Memory Protection

Memory is crucial concerning safety and security of an embedded system.

Functional safety is compromised if memory is manipulated by accident leading to a malfunction of a critical part of the software. Issues regarding memory can arise when:

  1. Data is passed between parts of the software and cast into the wrong type
  2. Data is written and read without synchronization (data race)
  3. Data is deallocated too early or multiple times (dangling pointer)
  4. Software reads or writes outside intended address spaces (overflow)

Rust solves 1. with strong typing and generics, 2. by enforcing synchronization with Sync traits and 3. with ownership and lifetime checks when compiling code.

  1. is in part solved in the Rust language, as arrays and strings store their length with the data. Thus, copying strings will not write beyond bounds. Stack overflows, on the other hand, can still occur. One possible solution to reduce the risk of stack overflows is to use only a single stack. In the case of an RTOS, threads must either be cooperative (exiting the thread entry function every time) or hardware interrupts must be used for context switching, as in the RTIC real-time framework [43]. Another solution is to detect a stack overflow by setting and checking watermark patterns or by trapping an overflow in hardware.

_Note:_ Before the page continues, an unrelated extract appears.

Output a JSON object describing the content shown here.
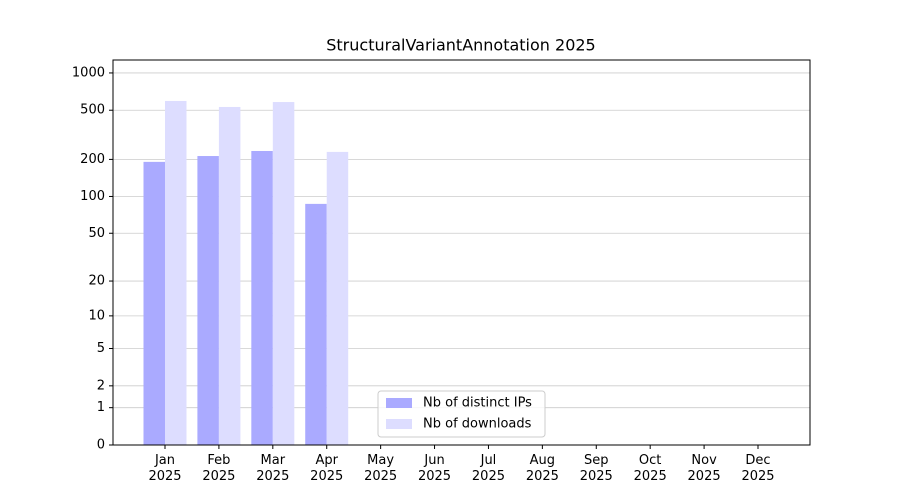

Security is compromised if an attacker can read or can manipulate data on purpose. In microcontroller projects, security is often not regarded as a concern as these systems often run without connection to the outside world. With increased connectivity of embedded systems, a newly developed RTOS must have security in mind to avoid obsolescence in the coming years.

To prevent stack overflows and provide a secure system, Bern RTOS will rely on memory protection hardware. The main approach for safety and security is to form processes by splitting the application by criticality. Bern RTOS has the following use cases in mind:

Strict Allocating everything statically is the safest option as memory is guaranteed to be available at compile time. The kernel should allow for threads, stacks and sync primitives to be allocated statically, so that they can run for sure. Threads should run in isolation and the kernel should copy data between threads. This is the safest and most secure option.

Relaxed Making threads safe adds overhead at runtime, if a thread is less critical, it should be allocated in a fixed size pool of threads. To speed-up IPC, the kernel should provide a shared memory section where multiple threads have access to the same resource.

Dynamic Allocating memory dynamically simplifies the handling of dynamic loads of communication interfaces. It is the most memory efficient solution because memory is reserved only if it is used. However, an overload of a communication interface might block the system by using all of its memory.

A combination of the three use cases above should be able to run on the same system.

On a microcontroller, flash memory, SRAM, peripherals and other memory components are mapped to a single address space. To isolate and protect parts, it must be placed into sections, as shown in the figure.

Figure: Memory Protection: Memory Layout.

Different threads have different access privileges to different sections. Insecure network stacks can, for example, be denied access to peripherals, except the network interface. If threads cannot access a memory section directly, they must ask the kernel for help via a system call (syscall).

The most secure system would allow every peripheral access via a syscall, so that the kernel can check the access permission with fine granularity. This is done in Tock OS [56] but implies high overhead and HAL implementation by the OS maintainers. As a compromise, peripherals in the Bern RTOS should be protected by either allowing full access to parts of the memory section or none. That way peripherals can be somewhat protected, but the kernel is still independent of a HAL and access is efficient.

In terms of flexibility, the aim is for the Bern RTOS to use some of the hardware memory protection capabilities to make the kernel safe and secure, and to leave some to the user to use for application-specific purposes. For example, a user might want to restrict access to encryption keys.